Sermon for the Nineteenth Sunday after Trinity
admin | 30 October 2011“Be ye kind to one another, tender-hearted, forgiving one another,
even as God for Christ’s sake hath forgiven you.”
It is, I think, a most compelling and touching scene, at once a story of friendship and forgiveness and of healing and restoration. In so many ways, it illustrates what St. Paul is telling us in the Epistle. Do we not see here in this Gospel scene the kindness of friends towards one another? Do we not hear in this Gospel Christ’s words of forgiveness to the man sick of the palsy? Is it not the tender-heartedness of Jesus that we see displayed here in all of its wonder and power?
Well, to be sure and wonderfully so. And yet there is something more, something of a more sombre and disturbing nature. There is as well in this Gospel scene the vanity of minds, the darkening of the understanding, the hardness of hearts, the corruption of souls; in short, all the other things that the Epistle mentions. There is an evil in the heart which resents and opposes the good that might be done to others.

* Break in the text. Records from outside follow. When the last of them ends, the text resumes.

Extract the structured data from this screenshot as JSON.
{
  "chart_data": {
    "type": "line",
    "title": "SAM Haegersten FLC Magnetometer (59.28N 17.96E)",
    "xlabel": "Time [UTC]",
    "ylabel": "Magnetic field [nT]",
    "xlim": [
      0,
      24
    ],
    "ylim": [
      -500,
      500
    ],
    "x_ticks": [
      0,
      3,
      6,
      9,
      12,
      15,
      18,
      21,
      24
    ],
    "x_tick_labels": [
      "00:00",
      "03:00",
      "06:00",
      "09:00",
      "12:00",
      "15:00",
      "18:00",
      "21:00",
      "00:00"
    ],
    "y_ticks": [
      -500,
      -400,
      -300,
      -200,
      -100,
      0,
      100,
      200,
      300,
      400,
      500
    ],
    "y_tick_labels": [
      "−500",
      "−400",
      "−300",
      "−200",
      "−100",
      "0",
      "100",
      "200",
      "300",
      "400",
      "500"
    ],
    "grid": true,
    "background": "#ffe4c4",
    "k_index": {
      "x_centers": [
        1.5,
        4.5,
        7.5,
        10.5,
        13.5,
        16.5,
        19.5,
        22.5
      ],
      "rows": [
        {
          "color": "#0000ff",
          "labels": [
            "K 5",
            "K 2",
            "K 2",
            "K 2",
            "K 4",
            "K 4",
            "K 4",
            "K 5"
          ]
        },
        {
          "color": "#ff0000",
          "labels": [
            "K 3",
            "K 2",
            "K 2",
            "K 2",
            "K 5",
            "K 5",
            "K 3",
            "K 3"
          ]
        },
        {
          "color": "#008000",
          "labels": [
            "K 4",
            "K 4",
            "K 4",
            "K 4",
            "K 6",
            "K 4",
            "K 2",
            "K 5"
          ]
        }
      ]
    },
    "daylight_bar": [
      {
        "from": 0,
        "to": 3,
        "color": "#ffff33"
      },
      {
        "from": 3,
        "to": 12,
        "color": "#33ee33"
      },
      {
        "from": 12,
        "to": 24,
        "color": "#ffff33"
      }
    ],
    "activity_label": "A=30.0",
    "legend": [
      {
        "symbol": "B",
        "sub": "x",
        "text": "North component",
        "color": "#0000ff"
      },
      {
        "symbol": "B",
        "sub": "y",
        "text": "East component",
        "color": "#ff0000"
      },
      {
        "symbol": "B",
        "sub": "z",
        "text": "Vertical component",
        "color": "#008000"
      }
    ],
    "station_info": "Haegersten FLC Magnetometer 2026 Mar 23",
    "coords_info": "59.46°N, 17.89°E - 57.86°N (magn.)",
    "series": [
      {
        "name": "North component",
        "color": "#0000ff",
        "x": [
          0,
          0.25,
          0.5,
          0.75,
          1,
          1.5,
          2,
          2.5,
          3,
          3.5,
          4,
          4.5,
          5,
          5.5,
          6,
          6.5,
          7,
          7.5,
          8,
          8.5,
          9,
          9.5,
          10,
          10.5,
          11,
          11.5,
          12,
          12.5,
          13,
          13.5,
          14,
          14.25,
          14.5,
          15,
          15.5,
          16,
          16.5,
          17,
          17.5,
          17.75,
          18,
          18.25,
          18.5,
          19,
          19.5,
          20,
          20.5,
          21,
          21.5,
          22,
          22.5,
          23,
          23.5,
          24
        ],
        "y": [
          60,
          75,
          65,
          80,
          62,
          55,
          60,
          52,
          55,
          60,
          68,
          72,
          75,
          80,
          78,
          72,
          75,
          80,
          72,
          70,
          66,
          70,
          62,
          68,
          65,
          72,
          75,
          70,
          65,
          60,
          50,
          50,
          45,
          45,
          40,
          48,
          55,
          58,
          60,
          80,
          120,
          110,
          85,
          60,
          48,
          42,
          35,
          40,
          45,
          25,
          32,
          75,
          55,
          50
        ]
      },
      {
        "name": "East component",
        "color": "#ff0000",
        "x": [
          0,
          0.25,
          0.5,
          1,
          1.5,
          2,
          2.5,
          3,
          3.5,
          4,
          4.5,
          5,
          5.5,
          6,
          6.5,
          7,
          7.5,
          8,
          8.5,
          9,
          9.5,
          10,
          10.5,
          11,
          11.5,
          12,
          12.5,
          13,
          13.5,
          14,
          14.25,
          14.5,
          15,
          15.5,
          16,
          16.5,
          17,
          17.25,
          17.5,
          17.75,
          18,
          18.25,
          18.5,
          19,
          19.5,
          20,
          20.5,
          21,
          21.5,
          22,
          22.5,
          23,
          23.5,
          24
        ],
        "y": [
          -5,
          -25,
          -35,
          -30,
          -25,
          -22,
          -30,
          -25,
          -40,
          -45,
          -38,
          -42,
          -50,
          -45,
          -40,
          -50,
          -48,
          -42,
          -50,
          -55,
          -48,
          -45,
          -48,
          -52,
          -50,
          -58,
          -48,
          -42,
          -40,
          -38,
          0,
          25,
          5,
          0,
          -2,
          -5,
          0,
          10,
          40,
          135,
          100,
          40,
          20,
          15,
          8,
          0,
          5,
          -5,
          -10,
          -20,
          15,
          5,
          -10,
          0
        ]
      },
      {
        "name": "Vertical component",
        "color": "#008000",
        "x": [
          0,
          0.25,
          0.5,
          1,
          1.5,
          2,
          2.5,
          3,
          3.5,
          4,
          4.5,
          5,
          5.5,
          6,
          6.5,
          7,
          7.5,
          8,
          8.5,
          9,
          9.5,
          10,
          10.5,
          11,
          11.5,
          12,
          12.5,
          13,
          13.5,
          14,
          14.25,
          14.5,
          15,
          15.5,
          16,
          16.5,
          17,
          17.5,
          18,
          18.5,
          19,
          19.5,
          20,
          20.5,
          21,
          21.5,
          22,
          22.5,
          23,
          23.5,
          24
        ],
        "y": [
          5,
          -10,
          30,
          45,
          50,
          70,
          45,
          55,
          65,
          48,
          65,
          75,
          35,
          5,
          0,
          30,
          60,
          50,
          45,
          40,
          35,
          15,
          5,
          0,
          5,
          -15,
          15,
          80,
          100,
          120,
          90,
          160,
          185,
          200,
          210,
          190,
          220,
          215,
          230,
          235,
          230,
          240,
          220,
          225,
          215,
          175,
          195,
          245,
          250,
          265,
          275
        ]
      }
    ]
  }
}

The soul is the battlefield between good and evil. And we all stand convicted or better yet, in the imagery of the Gospel, we all lie paralysed, unable to move, our palsied limbs reflecting a deeper paralysis of the soul which we see in the resistance and opposition of the scribes to Christ’s words of forgiveness to the one who was paralysed. They say nothing, but “Jesus, knowing their thoughts, said, Wherefore think ye evil in your hearts?”